Create a new project in Xcode using the macOS > Cocoa App template with language Objective-C. Replace the AppDelegate implementation with this:

@implementation AppDelegate {
    dispatch_queue_t concurrentQueue;
    dispatch_queue_t serialQueue;
    NSOperationQueue *operationQueue;
}

- (void)applicationDidFinishLaunching:(NSNotification *)aNotification {
    concurrentQueue = dispatch_queue_create("q", DISPATCH_QUEUE_CONCURRENT);
    serialQueue = dispatch_queue_create("q2", nil);
    operationQueue = [[NSOperationQueue alloc] init];

    // concurrent queue targeting serial queue
    //dispatch_set_target_queue(concurrentQueue, serialQueue);
    //operationQueue.underlyingQueue = concurrentQueue;

    // serial queue targeting concurrent queue
    dispatch_set_target_queue(serialQueue, concurrentQueue);
    operationQueue.underlyingQueue = serialQueue;

    operationQueue.maxConcurrentOperationCount = 100;

    for (int i = 0; i < 100; ++i) {
        NSOperation *operation = [NSBlockOperation blockOperationWithBlock:^{
            NSLog(@"operation %d starting", i);
            sleep(3);
            NSLog(@"operation %d ending", i);
        }];
        [operationQueue addOperation:operation];
    }
}

@end

If you run this, you'll see that operation 1 doesn't start until operation 0 has ended, even though I set operationQueue.maxConcurrentOperationCount to 100. This happens because there is a serial queue in the target chain of operationQueue.underlyingQueue. Thus operationQueue is effectively serial, even though its maxConcurrentOperationCount is not 1.

You can play with the code to try changing the structure of the target chain. You'll find that if there is a serial queue anywhere in that chain, only one operation runs at a time.

But if you set operationQueue.underlyingQueue = concurrentQueue, and do not set concurrentQueue's target to serialQueue, then you'll see that 64 operations run simultaneously. For operationQueue to run operations concurrently, the entire target chain starting with its underlyingQueue must be concurrent.

Since the main queue is always serial, NSOperationQueue.mainQueue is effectively always serial.

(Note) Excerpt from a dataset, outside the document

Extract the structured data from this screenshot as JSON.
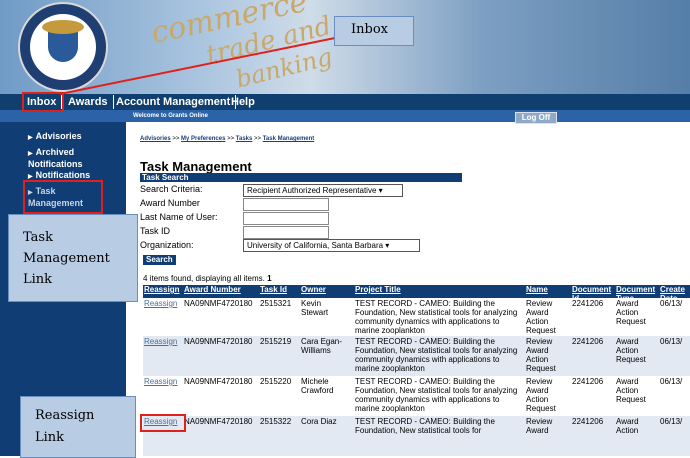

In fact, if you set NSOperationQueue.mainQueue.maxConcurrentOperationCount to anything but 1, it has no effect. If you print NSOperationQueue.mainQueue.maxConcurrentOperationCount after trying to change it, you'll find that it's still 1. I think it would be even better if the attempt to change it raised an assertion. Silently ignoring attempts to change it is more likely to lead to confusion.

Reason 2

NSOperationQueue submits up to maxConcurrentOperationCount blocks to its underlyingQueue simultaneously. Since the mainQueue.underlyingQueue is serial, only one of those blocks can run at a time. Once those blocks are submitted, it may be too late to use the -[NSOperation cancel] message to cancel the corresponding operations. I'm not sure; this is an implementation detail that I haven't fully explored. Anyway, if it is too late, that is unfortunate as it may lead to a waste of time and battery power.

Reason 3

As with mentioned with reason 2, NSOperationQueue submits up to maxConcurrentOperationCount blocks to its underlyingQueue simultaneously. Since mainQueue.underlyingQueue is serial, only one of those blocks can execute at a time. The other blocks, and any other resources the dispatch_queue_t uses to track them, must sit around idly, waiting for their turns to run. This is a waste of resources. Not a big waste, but a waste nonetheless. If mainQueue.maxConcurrentOperationCount is set to 1, it will only submit a single block to its underlyingQueue at a time, thus preventing GCD from allocating resources uselessly.